今この国でサッカーをする少年にとっては、憧れの人物の一人だ。
「若林源三だ。今日はよろしく」
若林の挨拶に歓声が上がるのは、三杉には予想済のことだった。それを見込んで、自身の代表歴と交友を活かしての今回の特別コーチであり、三杉の人脈の広さを窺わせる。

 若林は未だに現役で、代表からは退いたものの、国際大会となれば必ず名前が挙がる、名実ともに日本サッカー界の生ける伝説の一角だ。日本人にしては恵まれた体格と体力、卓抜した技能、類い稀な精神力を兼ね備え、ペナルティーエリア外からのシュートを防ぐことにかけては、世界一と言われたこともある。彼としのぎを削った若島津が引退してからは、全日本の守護神として、若島津のこころをも受け継いだと言われた。特に、所属チームのあるドイツとの決勝戦となった、最後のワールドカップでは、毎試合ハットトリックを達成していたシュナイダーのシュートを3回阻止して、1点に抑え切った。日本中で若林ブームが起こったことは記憶に新しい。

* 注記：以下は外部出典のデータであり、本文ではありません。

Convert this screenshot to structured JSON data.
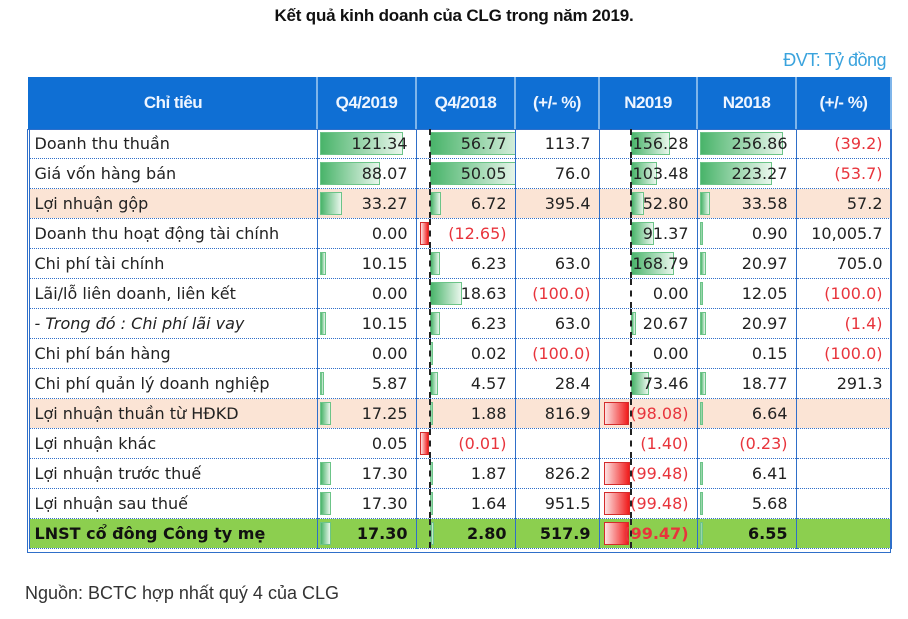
{
  "title": "Kết quả kinh doanh của CLG trong năm 2019.",
  "unit_note": "ĐVT: Tỷ đồng",
  "source": "Nguồn: BCTC hợp nhất quý 4 của CLG",
  "colors": {
    "header_bg": "#0f6fd4",
    "highlight_row_bg": "#fbe4d5",
    "total_row_bg": "#8ccf4f",
    "negative_text": "#e8343c",
    "positive_bar": "#49b46a",
    "negative_bar": "#f01c1c",
    "unit_note": "#3aa3dd"
  },
  "table": {
    "headers": [
      "Chỉ tiêu",
      "Q4/2019",
      "Q4/2018",
      "(+/- %)",
      "N2019",
      "N2018",
      "(+/- %)"
    ],
    "rows": [
      {
        "label": "Doanh thu thuần",
        "style": "normal",
        "cells": [
          "121.34",
          "56.77",
          "113.7",
          "156.28",
          "256.86",
          "(39.2)"
        ],
        "values": [
          121.34,
          56.77,
          113.7,
          156.28,
          256.86,
          -39.2
        ]
      },
      {
        "label": "Giá vốn hàng bán",
        "style": "normal",
        "cells": [
          "88.07",
          "50.05",
          "76.0",
          "103.48",
          "223.27",
          "(53.7)"
        ],
        "values": [
          88.07,
          50.05,
          76.0,
          103.48,
          223.27,
          -53.7
        ]
      },
      {
        "label": "Lợi nhuận gộp",
        "style": "highlight",
        "cells": [
          "33.27",
          "6.72",
          "395.4",
          "52.80",
          "33.58",
          "57.2"
        ],
        "values": [
          33.27,
          6.72,
          395.4,
          52.8,
          33.58,
          57.2
        ]
      },
      {
        "label": "Doanh thu hoạt động tài chính",
        "style": "normal",
        "cells": [
          "0.00",
          "(12.65)",
          "",
          "91.37",
          "0.90",
          "10,005.7"
        ],
        "values": [
          0.0,
          -12.65,
          null,
          91.37,
          0.9,
          10005.7
        ]
      },
      {
        "label": "Chi phí tài chính",
        "style": "normal",
        "cells": [
          "10.15",
          "6.23",
          "63.0",
          "168.79",
          "20.97",
          "705.0"
        ],
        "values": [
          10.15,
          6.23,
          63.0,
          168.79,
          20.97,
          705.0
        ]
      },
      {
        "label": "Lãi/lỗ liên doanh, liên kết",
        "style": "normal",
        "cells": [
          "0.00",
          "18.63",
          "(100.0)",
          "0.00",
          "12.05",
          "(100.0)"
        ],
        "values": [
          0.0,
          18.63,
          -100.0,
          0.0,
          12.05,
          -100.0
        ]
      },
      {
        "label": "- Trong đó : Chi phí lãi vay",
        "style": "italic",
        "cells": [
          "10.15",
          "6.23",
          "63.0",
          "20.67",
          "20.97",
          "(1.4)"
        ],
        "values": [
          10.15,
          6.23,
          63.0,
          20.67,
          20.97,
          -1.4
        ]
      },
      {
        "label": "Chi phí bán hàng",
        "style": "normal",
        "cells": [
          "0.00",
          "0.02",
          "(100.0)",
          "0.00",
          "0.15",
          "(100.0)"
        ],
        "values": [
          0.0,
          0.02,
          -100.0,
          0.0,
          0.15,
          -100.0
        ]
      },
      {
        "label": "Chi phí quản lý doanh nghiệp",
        "style": "normal",
        "cells": [
          "5.87",
          "4.57",
          "28.4",
          "73.46",
          "18.77",
          "291.3"
        ],
        "values": [
          5.87,
          4.57,
          28.4,
          73.46,
          18.77,
          291.3
        ]
      },
      {
        "label": "Lợi nhuận thuần từ HĐKD",
        "style": "highlight",
        "cells": [
          "17.25",
          "1.88",
          "816.9",
          "(98.08)",
          "6.64",
          ""
        ],
        "values": [
          17.25,
          1.88,
          816.9,
          -98.08,
          6.64,
          null
        ]
      },
      {
        "label": "Lợi nhuận khác",
        "style": "normal",
        "cells": [
          "0.05",
          "(0.01)",
          "",
          "(1.40)",
          "(0.23)",
          ""
        ],
        "values": [
          0.05,
          -0.01,
          null,
          -1.4,
          -0.23,
          null
        ]
      },
      {
        "label": "Lợi nhuận trước thuế",
        "style": "normal",
        "cells": [
          "17.30",
          "1.87",
          "826.2",
          "(99.48)",
          "6.41",
          ""
        ],
        "values": [
          17.3,
          1.87,
          826.2,
          -99.48,
          6.41,
          null
        ]
      },
      {
        "label": "Lợi nhuận sau thuế",
        "style": "normal",
        "cells": [
          "17.30",
          "1.64",
          "951.5",
          "(99.48)",
          "5.68",
          ""
        ],
        "values": [
          17.3,
          1.64,
          951.5,
          -99.48,
          5.68,
          null
        ]
      },
      {
        "label": "LNST cổ đông Công ty mẹ",
        "style": "total",
        "cells": [
          "17.30",
          "2.80",
          "517.9",
          "(99.47)",
          "6.55",
          ""
        ],
        "values": [
          17.3,
          2.8,
          517.9,
          -99.47,
          6.55,
          null
        ]
      }
    ]
  }
}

 その生ける伝説の登場に、中学生が動けなくなるのは当然といえた。
「じゃあ、よろしくね」
笑いかけた三杉に、若林は表情を変えることなく、見下ろした。
「とりあえず、動きを見せてもらおうか」

 練習試合以上に動きが固い。若林は表情を崩すことなく、また一語も発することもなく、中学生の練習を見ている。慣れた三杉から見て、若林は決して怒っている訳でもないし、敵意がある訳でもないが、大男の無言のプレッシャーは中学生の集中力を妨げるには十分すぎた。
「俺が悪いのか?」
「まあ、伝説の男だからねえ、君は」
三杉は笛を吹くと、中学生達を呼び集めた。
「一旦休憩入れてから、再開するよ」

 休憩に入り、若林はめいめい座り込んでいる中学生の中を歩いて、大空大地の前に立った。
「よお」
友人の弟の緊張の面持ちに、若林は必要以上に親しげに話し掛けた。
「若林さん…」
家に遊びに来る時とそう変わらない態度であっても、トレーニングウェアを着ている若林は、独特の空気をまとっている。

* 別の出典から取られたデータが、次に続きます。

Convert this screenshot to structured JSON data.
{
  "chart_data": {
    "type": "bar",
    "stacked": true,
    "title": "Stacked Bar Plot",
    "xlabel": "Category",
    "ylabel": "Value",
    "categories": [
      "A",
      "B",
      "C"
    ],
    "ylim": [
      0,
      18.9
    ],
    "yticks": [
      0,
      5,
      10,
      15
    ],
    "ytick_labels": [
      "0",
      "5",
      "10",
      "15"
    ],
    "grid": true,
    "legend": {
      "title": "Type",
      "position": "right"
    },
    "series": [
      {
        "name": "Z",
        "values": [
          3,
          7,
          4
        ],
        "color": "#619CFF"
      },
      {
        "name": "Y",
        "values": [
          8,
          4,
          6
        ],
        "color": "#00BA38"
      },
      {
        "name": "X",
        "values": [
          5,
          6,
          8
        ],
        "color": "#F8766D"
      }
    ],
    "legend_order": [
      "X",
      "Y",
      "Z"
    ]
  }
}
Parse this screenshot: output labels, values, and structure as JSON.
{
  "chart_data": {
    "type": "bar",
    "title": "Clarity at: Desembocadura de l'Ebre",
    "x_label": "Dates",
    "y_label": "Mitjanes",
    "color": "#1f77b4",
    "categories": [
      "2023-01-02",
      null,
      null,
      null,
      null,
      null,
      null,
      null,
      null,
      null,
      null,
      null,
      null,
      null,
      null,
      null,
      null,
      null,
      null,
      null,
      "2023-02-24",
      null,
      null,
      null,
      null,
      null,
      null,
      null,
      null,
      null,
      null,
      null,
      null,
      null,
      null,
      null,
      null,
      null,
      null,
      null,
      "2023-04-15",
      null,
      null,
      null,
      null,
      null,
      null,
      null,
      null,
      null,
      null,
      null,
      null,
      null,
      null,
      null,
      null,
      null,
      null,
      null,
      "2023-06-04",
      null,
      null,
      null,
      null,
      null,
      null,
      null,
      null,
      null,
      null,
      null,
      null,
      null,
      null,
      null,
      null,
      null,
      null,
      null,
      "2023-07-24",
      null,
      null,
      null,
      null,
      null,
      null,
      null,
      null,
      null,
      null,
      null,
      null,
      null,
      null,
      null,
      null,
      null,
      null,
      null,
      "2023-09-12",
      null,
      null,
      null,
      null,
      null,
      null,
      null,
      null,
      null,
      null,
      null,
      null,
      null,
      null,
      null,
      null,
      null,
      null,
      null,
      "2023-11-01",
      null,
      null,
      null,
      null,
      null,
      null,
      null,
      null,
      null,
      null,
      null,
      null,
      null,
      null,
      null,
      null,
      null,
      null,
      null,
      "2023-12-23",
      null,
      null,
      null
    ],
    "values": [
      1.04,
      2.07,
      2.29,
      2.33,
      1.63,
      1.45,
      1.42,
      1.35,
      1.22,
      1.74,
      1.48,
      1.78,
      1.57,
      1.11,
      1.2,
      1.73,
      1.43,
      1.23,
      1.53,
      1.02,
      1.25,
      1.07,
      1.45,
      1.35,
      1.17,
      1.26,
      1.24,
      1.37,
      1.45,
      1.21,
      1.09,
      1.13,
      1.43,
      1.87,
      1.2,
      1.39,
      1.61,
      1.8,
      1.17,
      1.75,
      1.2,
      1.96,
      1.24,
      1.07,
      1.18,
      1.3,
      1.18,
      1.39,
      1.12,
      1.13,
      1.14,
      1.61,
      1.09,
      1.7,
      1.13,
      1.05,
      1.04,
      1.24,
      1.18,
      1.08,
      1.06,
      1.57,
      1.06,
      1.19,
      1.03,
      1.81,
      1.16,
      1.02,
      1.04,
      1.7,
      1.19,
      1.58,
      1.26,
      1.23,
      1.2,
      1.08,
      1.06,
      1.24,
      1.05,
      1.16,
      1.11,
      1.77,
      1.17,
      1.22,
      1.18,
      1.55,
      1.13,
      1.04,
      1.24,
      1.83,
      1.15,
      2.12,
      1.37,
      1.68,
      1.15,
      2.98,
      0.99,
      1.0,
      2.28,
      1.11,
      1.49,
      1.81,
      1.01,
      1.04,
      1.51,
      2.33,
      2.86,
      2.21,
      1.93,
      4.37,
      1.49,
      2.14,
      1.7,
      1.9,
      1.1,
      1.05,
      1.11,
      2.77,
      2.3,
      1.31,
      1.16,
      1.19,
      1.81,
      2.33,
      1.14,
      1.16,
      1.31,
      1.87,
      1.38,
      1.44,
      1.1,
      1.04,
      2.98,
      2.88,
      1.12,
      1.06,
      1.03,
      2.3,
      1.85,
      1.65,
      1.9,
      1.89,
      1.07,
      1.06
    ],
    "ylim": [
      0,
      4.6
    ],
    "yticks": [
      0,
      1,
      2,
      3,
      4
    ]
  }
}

「どうした?ビデオで見ていた時より、動きが鈍いようだが」
「…若林さん怖すぎですよ。足がすくむとかみんな言ってましたし」
直立のまま目線を下げずに話す若林に、大地自身も緊張を解けない。
「この程度のプレッシャーでやられてたら、世界とは戦えないぞ」
「そうでしょうね」
大地が自身の兄にも言われたことだ。そのプレッシャーを実感させられるとは思っていなかったが。
「石崎よりはお前らの方がうまいんだ。奴にできたことができない訳がないだろ」
肉食獣を思わせる激しい瞳も、笑うと幾分か柔らかく見える。家によく遊びに来る石崎、の顔面ブロックの話は、大地の大好きな話だった。

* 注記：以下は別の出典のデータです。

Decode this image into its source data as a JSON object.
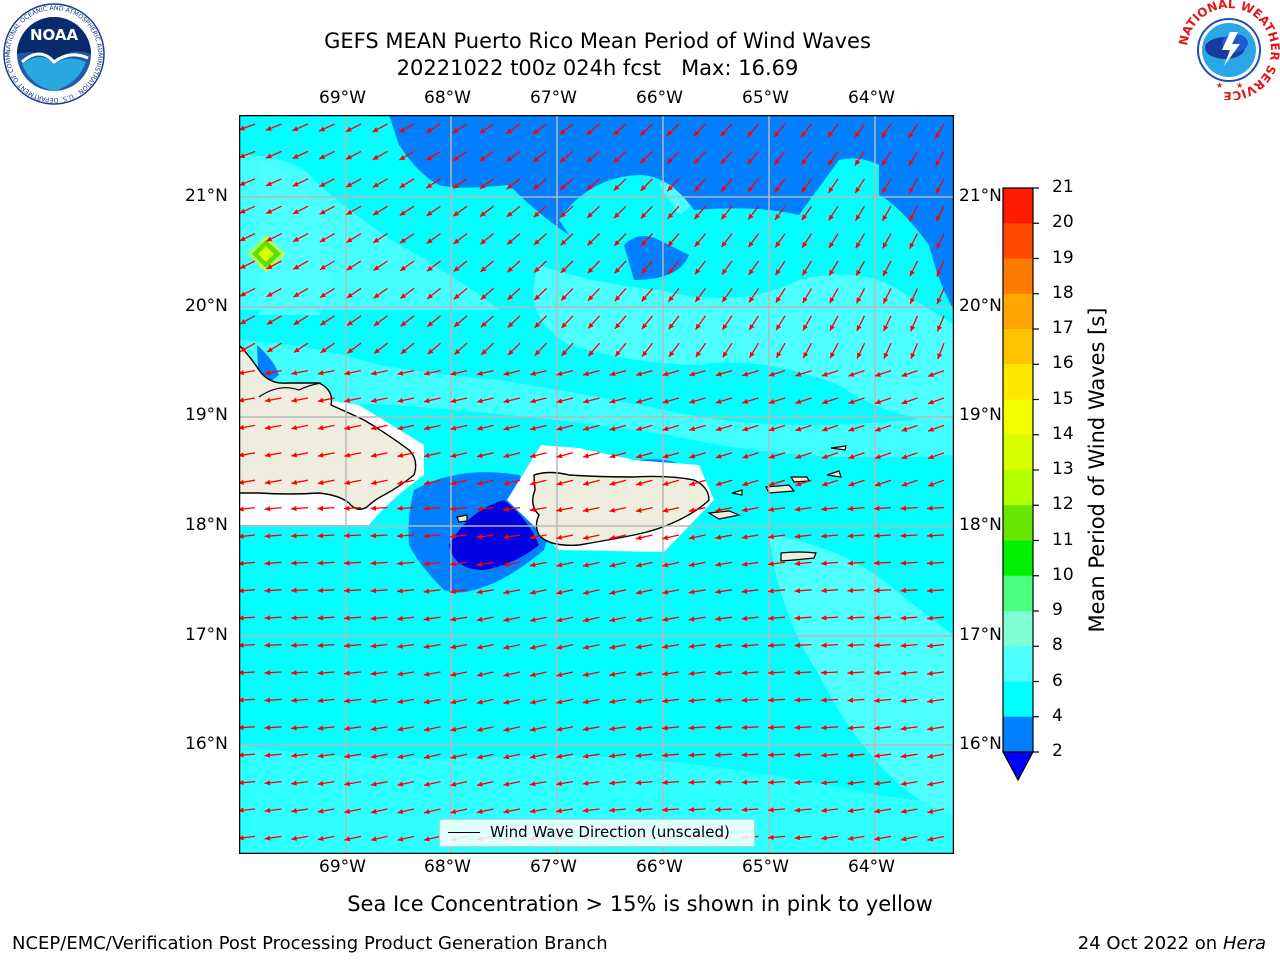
{
  "header": {
    "title_line1": "GEFS MEAN Puerto Rico Mean Period of Wind Waves",
    "title_line2": "20221022 t00z 024h fcst   Max: 16.69"
  },
  "map": {
    "lon_labels": [
      "69°W",
      "68°W",
      "67°W",
      "66°W",
      "65°W",
      "64°W"
    ],
    "lat_labels": [
      "21°N",
      "20°N",
      "19°N",
      "18°N",
      "17°N",
      "16°N"
    ],
    "legend_label": "Wind Wave Direction (unscaled)",
    "colors": {
      "ocean_main": "#00ffff",
      "ocean_light": "#4dffff",
      "ocean_dark": "#0080ff",
      "ocean_deep": "#0000e0",
      "land": "#efedde",
      "arrow": "#ff0000"
    }
  },
  "colorbar": {
    "title": "Mean Period of Wind Waves [s]",
    "ticks": [
      "21",
      "20",
      "19",
      "18",
      "17",
      "16",
      "15",
      "14",
      "13",
      "12",
      "11",
      "10",
      "9",
      "8",
      "6",
      "4",
      "2"
    ],
    "colors": [
      "#ff1a00",
      "#ff4a00",
      "#ff7a00",
      "#ffa500",
      "#ffc400",
      "#ffe800",
      "#f2ff00",
      "#d8ff00",
      "#b2ff00",
      "#66e600",
      "#00f000",
      "#4dff80",
      "#80ffd4",
      "#4dffff",
      "#00ffff",
      "#0080ff"
    ],
    "extend_color": "#0000ff"
  },
  "footer": {
    "caption": "Sea Ice Concentration > 15% is shown in pink to yellow",
    "credit_left": "NCEP/EMC/Verification Post Processing Product Generation Branch",
    "credit_right_date": "24 Oct 2022 on ",
    "credit_right_host": "Hera"
  },
  "logos": {
    "noaa_text": "NOAA",
    "noaa_ring_text": "NATIONAL OCEANIC AND ATMOSPHERIC ADMINISTRATION · U.S. DEPARTMENT OF COMMERCE ·",
    "nws_ring_text": "NATIONAL WEATHER SERVICE"
  }
}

「俺らの時よりは平均的に体格も良い。…俺ほどじゃないけどな」
激励なのかどうか判断に迷う内容に、大地は苦笑する。
「見えない敵に構っている暇があったら、走れ」
「はい!」
自分は兄と違う、と大地は知っている。前しか見ずに走ることができるのは、一種の才能だ。翼はそれができた。
「この後楽しみにしてるぞ」
若林は後半もプレッシャーを緩めなかった。それでも、大地はそれを跳ね退けようとした。もがき走る内に、ボールしか見えなくなる。自分の必死さが周囲を巻き込むことを意図した訳ではないが、大地はいつの間にか笑っていた。